“We should start a fire.”
Shivering under a misty downpour outside a supposedly abandoned castle, a group of adventurers discuss their next steps in the gloaming.
“I’m cold, and all I want to do is sit down next to a warm fire.” says Lumpf, starting to gather up sticks, while the others aren’t so sure.
It’s the annual D&D night at the New School Game Club, and my character is Lumpf Tannerson, a well-meaning son of a leather curer, but unfortunately not quite as sharp as his sword. I’m also easily the most experienced role-player in my group, with the combined total hours of role-playing for the rest of the group being 0. The four other graduate students have been following my lead on and off throughout the night, mostly because I know the difference between a 12 and a 20-sided die. Other than that, they’ve been keeping up with the complicated rules and generally having a good time. What they aren’t prepared for is my 6 intelligence.
Before coming to college, I was a devout min-maxer. I massaged stats, skills, and feats to max my to-hit, my persuasion skill, and my acrobatics roll, depending on which was necessary at the time. I mostly used the story of my character as an excuse for the drastically high and low numbers I created. What I didn’t realize before the D&D night at Parsons, was that the numbers I had so carefully crafted were actually leading to a full-fledged personality. Any of my ambitions for a character concept usually fell through in the heat of the roll. Actual role-playing, the part where you aren’t trying to hit a goblin with a crossbow, usually came second.
For the D&D night, we had all generated our stats in the old-school D&D manner, (3d6 you have to keep all the rolls, no re-rolls) and this simplicity made the actual personality of the characters we created come out a bit more. The first brush with the concept came mired in the complexities of what it meant to have a 12 vs. a 9 strength, when the DM asked us, “Who is your character?”
There was a pause, and quizzical looks.
“Who is your character? What do they look like?” It took a second. These were all experienced board game players, used to the inevitable rules explanation sessions that sometimes lurched into math-induced whirlpools of frustration before finally “getting it” during the gameplay. The idea that they had to remember complicated rules in addition to creating a believable character seemed almost too daunting at first, but then they came through beautifully.
“Illuminiese’s father was a wizard, but she was a bit too clumsy to be trained in his eyes so she took what little magic knowledge she had and set out on my own,” Ashley stated, while glancing at her character sheet. Each other person in our group also created an elaborate backstory for our characters, and started on our merry way. All this from a set of numbers rolled randomly. These were all new players to the game, but could still create a personality based simply on six randomly-generated numbers.
What I hadn’t realized before is that the numbers in Dungeons and Dragons, instead of being the end goal of the game, are there to really connect the player to the narrative arc created by the DM. They are as integral for the generation of the cathartic connection players have to their characters as the table was integral for the holding of our dice and soda. Sure, we all could have made up a character’s story by ourselves, but without the D&D system behind it, we would have been hard-pressed to create a fully fledged personality. It takes both the hard numbers behind the characters, and the ability to play with, or in this case as, those numbers for a meaningful narrative experience.
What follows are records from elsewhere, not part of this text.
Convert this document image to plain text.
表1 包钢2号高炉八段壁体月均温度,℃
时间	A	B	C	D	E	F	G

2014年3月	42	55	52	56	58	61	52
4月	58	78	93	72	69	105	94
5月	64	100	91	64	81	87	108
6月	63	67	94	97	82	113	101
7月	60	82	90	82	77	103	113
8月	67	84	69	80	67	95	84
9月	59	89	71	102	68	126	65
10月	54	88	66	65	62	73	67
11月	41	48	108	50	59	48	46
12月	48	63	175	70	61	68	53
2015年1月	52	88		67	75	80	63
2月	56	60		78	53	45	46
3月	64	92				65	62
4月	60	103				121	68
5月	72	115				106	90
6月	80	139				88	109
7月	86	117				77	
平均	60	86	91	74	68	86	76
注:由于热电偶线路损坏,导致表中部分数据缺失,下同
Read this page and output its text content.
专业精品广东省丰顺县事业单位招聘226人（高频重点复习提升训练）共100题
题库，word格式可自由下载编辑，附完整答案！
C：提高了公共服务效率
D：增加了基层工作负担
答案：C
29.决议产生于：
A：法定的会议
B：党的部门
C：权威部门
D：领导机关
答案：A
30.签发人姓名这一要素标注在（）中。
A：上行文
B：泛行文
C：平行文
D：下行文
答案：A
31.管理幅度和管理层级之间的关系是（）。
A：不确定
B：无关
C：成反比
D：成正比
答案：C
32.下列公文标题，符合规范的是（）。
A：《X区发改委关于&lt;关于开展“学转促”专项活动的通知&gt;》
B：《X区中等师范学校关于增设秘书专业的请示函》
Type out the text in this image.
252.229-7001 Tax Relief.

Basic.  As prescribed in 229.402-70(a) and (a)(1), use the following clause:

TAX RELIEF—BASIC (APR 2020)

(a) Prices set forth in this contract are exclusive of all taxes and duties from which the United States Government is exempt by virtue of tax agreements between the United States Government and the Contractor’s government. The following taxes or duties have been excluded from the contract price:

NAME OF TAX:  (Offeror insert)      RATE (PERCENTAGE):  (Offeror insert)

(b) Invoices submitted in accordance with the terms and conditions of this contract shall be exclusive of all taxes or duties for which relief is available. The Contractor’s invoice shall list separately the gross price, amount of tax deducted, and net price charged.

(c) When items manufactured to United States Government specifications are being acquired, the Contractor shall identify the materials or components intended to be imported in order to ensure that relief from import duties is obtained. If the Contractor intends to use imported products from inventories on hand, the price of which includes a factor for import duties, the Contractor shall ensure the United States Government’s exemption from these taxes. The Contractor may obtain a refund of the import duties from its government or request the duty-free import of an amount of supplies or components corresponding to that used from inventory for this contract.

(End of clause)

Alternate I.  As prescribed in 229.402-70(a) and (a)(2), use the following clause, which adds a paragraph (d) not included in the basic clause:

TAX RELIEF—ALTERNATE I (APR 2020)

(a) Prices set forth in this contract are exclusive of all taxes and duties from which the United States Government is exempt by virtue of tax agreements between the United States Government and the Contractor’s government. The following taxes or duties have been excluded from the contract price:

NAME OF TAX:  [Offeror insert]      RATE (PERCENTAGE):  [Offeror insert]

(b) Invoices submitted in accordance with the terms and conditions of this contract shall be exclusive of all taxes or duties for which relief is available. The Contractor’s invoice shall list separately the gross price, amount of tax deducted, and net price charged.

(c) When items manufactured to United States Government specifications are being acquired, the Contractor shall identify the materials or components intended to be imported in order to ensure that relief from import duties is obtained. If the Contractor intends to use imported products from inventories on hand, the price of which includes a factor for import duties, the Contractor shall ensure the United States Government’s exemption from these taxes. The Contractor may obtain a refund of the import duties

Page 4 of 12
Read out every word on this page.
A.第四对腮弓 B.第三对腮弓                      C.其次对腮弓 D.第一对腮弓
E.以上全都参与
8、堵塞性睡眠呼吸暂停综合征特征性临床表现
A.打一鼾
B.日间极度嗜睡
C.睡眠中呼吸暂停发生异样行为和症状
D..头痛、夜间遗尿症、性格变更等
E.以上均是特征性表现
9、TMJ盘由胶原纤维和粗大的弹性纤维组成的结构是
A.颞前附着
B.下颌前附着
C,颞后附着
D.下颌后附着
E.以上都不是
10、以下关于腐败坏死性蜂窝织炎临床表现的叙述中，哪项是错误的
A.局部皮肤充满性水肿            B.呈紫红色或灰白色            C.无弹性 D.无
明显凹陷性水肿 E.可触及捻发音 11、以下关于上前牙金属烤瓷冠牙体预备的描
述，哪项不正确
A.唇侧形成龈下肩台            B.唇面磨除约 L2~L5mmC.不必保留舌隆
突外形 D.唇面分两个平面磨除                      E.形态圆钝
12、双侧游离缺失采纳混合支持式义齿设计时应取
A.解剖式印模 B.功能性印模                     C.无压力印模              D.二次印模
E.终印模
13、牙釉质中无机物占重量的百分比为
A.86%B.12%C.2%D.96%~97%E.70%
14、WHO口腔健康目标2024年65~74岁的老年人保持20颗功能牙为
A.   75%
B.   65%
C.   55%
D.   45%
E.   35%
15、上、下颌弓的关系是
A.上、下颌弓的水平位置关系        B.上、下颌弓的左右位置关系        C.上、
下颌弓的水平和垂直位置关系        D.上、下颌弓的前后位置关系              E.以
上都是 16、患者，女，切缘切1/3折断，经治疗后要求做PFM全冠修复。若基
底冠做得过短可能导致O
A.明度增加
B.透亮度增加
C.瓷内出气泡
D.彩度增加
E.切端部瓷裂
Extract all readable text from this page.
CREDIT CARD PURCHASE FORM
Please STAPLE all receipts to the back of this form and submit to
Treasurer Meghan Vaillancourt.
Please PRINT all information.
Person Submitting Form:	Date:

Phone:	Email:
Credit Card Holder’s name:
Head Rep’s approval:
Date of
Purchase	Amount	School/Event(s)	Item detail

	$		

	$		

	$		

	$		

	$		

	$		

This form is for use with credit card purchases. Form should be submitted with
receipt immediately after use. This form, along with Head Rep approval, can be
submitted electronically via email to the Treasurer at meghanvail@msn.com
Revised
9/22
Back outside the castle, I was playing my character. I was doing something I know would have a bad outcome for the group as a whole, but felt it was what my character would do in that situation. This situation wouldn’t have happened without the input of the number 6 in the intelligence slot, nor my own interpretation of what that meant. Thankfully for the party, the others realized what was happening and stopped me in time. My role-played blundering created a moment in the story that allowed the group to connect to their roles as different from their out-of game personalities.
This is the power that games hold. They can take a set of numbers and allow you to play as them, create a character with as little input as 12, 14, 14, 6, 11, 11 which were my stats for the night. Who would have thought hitting imaginary goblins with imaginary swords could lead to something so profound?